Solía ir distraído y dándole vueltas siempre a las mismas cuestiones, las cuales no le llevaban a ninguna conclusión que le permitiese mirar, no ya con opti- mismo, sino con un poco de tranquilidad un futuro en el que sólo adivinaba monotonía y decadencia física. En esas estaba cuando vio a una mujer subida en el petril de uno de los puentes por los que solía pasar, y le pareció que tenía la intención de tirarse desde él.
—¿Qué va a hacer usted? —le gritó, pues aún estaba a unos cuantos metros de ella.
La mujer, que miraba impertérrita las aguas del turbulento río que corría bajo sus pies, volvió la cabeza desconcertada y se fijó en aquel desconocido.
—No lo haga, es estúpido —volvió a gritar aunque ya sólo le separaban de ella unos veinte metros.
—¿Estúpido? ¿Qué puede saber usted?
—Es cierto, no sé nada, pero quitarse la vida en sus circunstancias es un grave error sin corrección posible.
—¿Y cuáles son mis circunstancias?
—Es usted joven y bien parecida y tiene toda una vida por delante.
—Pues quizá sea ese el problema.
—¿No podría contármelo?
—Oiga, déjeme en paz, continúe su paseo y olvídese de que me ha visto. Si sigue molestándome me iré, pero sepa que mi decisión es firme, que nadie podrá impedir que me suicide, si no es hoy, lo haré mañana, y no me importa la forma, de aquí puedo irme a las vías del tren, o subirme a un rascacielos.
—Pero yo podría advertir a la policía o a su familia si descubriese quién es.
—Eso sí que sería estúpido por su parte.

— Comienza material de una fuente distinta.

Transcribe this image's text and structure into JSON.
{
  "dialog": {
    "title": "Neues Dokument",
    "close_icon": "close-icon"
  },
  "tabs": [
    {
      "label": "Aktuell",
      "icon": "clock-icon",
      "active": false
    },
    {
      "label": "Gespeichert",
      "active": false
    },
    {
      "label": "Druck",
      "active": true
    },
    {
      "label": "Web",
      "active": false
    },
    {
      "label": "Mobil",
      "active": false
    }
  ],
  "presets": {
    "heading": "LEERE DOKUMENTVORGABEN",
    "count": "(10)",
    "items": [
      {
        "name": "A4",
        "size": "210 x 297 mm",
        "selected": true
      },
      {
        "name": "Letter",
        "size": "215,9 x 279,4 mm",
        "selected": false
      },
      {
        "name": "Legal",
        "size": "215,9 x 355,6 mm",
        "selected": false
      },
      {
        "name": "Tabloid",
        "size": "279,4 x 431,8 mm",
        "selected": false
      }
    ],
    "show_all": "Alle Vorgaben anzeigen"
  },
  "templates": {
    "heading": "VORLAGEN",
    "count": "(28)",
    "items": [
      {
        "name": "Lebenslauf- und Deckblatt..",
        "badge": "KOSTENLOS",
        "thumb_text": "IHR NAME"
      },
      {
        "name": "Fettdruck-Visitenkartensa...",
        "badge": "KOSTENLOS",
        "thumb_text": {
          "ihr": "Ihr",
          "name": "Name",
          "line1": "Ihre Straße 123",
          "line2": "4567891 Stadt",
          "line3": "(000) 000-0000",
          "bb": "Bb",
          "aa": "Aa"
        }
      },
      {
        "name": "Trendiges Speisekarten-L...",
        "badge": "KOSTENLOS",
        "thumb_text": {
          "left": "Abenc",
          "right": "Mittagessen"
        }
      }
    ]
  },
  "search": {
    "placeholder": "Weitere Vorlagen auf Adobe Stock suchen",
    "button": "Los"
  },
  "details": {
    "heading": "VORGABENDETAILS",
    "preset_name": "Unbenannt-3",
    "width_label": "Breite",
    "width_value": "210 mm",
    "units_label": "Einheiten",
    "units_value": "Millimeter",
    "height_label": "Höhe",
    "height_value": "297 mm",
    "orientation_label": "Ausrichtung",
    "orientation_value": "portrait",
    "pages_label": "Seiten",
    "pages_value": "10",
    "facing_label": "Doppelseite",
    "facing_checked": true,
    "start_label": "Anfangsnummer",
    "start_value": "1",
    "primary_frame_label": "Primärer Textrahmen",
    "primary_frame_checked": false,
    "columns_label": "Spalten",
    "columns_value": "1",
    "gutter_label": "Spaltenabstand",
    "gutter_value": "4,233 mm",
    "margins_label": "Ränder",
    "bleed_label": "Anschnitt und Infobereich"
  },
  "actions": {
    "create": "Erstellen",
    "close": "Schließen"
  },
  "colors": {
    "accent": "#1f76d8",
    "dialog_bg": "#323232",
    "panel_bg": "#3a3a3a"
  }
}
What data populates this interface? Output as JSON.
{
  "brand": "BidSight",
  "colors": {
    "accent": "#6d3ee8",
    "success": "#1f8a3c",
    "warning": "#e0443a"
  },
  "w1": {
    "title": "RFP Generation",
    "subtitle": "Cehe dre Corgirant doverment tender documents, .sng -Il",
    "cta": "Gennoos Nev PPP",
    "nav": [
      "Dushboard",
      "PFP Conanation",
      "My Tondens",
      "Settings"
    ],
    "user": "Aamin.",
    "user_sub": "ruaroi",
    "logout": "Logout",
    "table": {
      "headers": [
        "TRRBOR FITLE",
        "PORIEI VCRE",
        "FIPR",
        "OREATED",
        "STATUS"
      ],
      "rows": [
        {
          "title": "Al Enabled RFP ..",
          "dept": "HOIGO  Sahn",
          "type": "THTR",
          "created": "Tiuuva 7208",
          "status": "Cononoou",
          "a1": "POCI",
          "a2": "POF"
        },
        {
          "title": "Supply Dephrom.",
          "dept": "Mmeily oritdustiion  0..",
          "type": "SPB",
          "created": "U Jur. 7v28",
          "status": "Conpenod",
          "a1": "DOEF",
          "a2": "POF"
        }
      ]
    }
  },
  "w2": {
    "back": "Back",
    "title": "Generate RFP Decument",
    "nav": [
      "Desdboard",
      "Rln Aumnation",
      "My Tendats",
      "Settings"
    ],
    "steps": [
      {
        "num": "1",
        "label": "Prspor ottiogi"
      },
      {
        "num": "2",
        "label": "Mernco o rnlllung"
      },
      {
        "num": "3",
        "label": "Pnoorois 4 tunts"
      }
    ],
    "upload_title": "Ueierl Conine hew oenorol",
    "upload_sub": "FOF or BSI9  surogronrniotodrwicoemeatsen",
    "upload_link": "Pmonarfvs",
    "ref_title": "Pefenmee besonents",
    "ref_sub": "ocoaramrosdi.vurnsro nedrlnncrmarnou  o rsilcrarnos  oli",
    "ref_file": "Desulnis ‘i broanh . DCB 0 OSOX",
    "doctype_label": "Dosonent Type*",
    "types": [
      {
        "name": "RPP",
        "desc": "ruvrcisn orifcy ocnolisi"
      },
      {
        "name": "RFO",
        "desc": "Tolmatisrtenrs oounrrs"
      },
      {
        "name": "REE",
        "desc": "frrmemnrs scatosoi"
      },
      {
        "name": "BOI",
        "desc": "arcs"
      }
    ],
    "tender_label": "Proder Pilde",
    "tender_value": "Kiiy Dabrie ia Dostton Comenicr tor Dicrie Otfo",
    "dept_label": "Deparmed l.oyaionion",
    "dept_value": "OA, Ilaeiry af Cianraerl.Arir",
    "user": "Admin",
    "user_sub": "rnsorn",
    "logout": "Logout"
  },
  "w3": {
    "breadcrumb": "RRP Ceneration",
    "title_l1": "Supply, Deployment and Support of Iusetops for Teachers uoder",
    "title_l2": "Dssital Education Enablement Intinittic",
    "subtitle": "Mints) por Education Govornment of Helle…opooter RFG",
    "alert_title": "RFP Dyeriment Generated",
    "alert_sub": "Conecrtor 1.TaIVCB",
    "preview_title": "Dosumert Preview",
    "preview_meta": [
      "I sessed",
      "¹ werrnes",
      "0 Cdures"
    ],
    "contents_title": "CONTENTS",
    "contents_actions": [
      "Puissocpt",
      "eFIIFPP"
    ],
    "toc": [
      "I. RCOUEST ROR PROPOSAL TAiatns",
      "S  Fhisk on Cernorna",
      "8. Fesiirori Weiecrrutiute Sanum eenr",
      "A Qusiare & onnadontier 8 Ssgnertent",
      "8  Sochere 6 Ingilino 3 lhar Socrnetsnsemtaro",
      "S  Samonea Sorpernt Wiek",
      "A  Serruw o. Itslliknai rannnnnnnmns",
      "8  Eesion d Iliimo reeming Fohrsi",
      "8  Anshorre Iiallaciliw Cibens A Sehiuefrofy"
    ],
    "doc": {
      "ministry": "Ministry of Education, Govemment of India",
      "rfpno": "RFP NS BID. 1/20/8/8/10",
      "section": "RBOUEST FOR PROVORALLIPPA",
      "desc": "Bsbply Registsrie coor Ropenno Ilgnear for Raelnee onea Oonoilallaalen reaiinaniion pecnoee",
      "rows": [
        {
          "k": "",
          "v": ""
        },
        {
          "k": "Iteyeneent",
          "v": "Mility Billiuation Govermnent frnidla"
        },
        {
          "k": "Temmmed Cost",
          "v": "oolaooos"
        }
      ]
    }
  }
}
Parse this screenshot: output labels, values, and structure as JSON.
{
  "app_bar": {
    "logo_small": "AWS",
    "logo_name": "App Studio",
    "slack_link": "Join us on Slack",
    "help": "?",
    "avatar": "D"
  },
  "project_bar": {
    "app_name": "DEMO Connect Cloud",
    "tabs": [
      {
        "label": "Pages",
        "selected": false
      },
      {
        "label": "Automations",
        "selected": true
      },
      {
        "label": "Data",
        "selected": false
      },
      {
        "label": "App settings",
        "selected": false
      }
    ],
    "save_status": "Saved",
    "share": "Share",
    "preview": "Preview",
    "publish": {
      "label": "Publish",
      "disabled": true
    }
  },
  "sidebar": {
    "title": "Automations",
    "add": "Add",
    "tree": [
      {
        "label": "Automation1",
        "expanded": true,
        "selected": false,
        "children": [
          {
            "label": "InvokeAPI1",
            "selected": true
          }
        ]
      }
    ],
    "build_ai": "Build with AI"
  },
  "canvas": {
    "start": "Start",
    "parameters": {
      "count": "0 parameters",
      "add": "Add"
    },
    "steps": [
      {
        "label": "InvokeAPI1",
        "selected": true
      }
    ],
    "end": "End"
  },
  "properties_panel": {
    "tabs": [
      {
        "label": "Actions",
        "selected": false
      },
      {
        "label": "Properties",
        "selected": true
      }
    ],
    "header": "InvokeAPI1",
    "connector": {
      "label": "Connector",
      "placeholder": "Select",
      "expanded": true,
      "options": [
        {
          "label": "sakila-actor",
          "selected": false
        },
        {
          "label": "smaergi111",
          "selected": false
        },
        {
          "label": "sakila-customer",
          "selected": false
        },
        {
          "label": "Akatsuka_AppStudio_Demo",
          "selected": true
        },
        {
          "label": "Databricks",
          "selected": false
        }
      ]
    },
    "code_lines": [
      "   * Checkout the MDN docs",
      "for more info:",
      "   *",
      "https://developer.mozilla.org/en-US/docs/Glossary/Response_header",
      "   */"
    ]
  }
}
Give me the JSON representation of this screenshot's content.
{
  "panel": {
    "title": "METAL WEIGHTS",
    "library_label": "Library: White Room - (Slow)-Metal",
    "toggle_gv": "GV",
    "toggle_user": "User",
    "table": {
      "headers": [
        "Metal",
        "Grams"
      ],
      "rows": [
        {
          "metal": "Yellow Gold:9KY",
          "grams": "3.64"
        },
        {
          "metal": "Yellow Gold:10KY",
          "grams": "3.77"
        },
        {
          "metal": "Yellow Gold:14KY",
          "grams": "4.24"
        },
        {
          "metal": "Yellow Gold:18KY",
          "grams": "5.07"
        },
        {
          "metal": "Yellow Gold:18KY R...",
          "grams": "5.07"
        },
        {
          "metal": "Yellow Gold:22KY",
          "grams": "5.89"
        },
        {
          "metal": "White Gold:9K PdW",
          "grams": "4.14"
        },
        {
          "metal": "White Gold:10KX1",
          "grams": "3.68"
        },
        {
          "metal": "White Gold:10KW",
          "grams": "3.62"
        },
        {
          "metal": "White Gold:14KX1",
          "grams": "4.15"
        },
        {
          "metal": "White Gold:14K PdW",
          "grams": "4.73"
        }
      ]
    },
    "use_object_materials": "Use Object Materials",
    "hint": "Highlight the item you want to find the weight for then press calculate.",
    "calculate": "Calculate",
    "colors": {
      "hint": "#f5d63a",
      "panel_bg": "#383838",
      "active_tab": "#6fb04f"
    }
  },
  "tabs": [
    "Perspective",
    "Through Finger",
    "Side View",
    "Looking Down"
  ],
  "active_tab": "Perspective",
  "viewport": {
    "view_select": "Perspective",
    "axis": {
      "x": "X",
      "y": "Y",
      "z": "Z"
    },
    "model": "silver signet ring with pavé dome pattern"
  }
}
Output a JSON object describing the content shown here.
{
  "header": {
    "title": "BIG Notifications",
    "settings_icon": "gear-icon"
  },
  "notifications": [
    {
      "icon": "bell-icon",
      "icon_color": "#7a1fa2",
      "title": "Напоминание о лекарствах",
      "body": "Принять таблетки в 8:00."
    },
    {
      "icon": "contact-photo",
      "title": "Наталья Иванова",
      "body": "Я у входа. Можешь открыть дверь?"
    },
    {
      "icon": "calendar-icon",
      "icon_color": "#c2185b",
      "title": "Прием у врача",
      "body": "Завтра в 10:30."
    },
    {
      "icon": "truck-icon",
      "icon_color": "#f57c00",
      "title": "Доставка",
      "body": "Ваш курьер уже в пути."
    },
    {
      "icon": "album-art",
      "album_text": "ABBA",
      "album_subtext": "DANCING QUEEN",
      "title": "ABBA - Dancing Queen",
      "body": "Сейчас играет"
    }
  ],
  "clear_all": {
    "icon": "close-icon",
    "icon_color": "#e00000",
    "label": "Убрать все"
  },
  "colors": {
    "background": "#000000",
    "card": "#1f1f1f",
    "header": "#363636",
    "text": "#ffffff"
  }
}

Yo diría que está usted loco, podría decir incluso que me ha acosado.
—¿Sabe? Yo también he pensado muchas veces en suicidarme.
—¿Y por qué no lo ha hecho?
—No lo sé, no me apetecía vivir, pero tampoco morir. ¿Qué sabemos de la muerte?
—Lo mismo que de la vida: nada.
—Pues quizá fuese por eso. La muerte vendrá sin que la llamemos, no creo que su situación sea tan desesperada como para quitarse la vida. Estoy seguro de que todo se reduce a un conflicto amoroso, usted va a matarse por un cretino que no se merece ni que le deseen los buenos días. Si supiese usted la opinión que tengo ahora de las mujeres que me llevaron por la calle de la amargura. Mire, el amor es una borrachera cuyos efectos tardan mucho en pasarse, y cuando eso ocurre, uno se llama estúpido por haber penado de una manera tan patética por alguien, muchas veces, insustancial o hasta malvado.
—No tiene usted razón, quien se emborracha lo hace por voluntad propia, pero nadie se enamora de quien quiere ni cuando quiere, y no todos de quienes nos enamoramos son insustanciales o malvados.
—Pues sí y no, porque para enamorarse hay que estar predispuesto a ello, yo conozco a gente que jamás se ha enamorado, o eso creo.
—Bueno, me estoy cansando de disquisiciones filosóficas, ¿quiere irse ya?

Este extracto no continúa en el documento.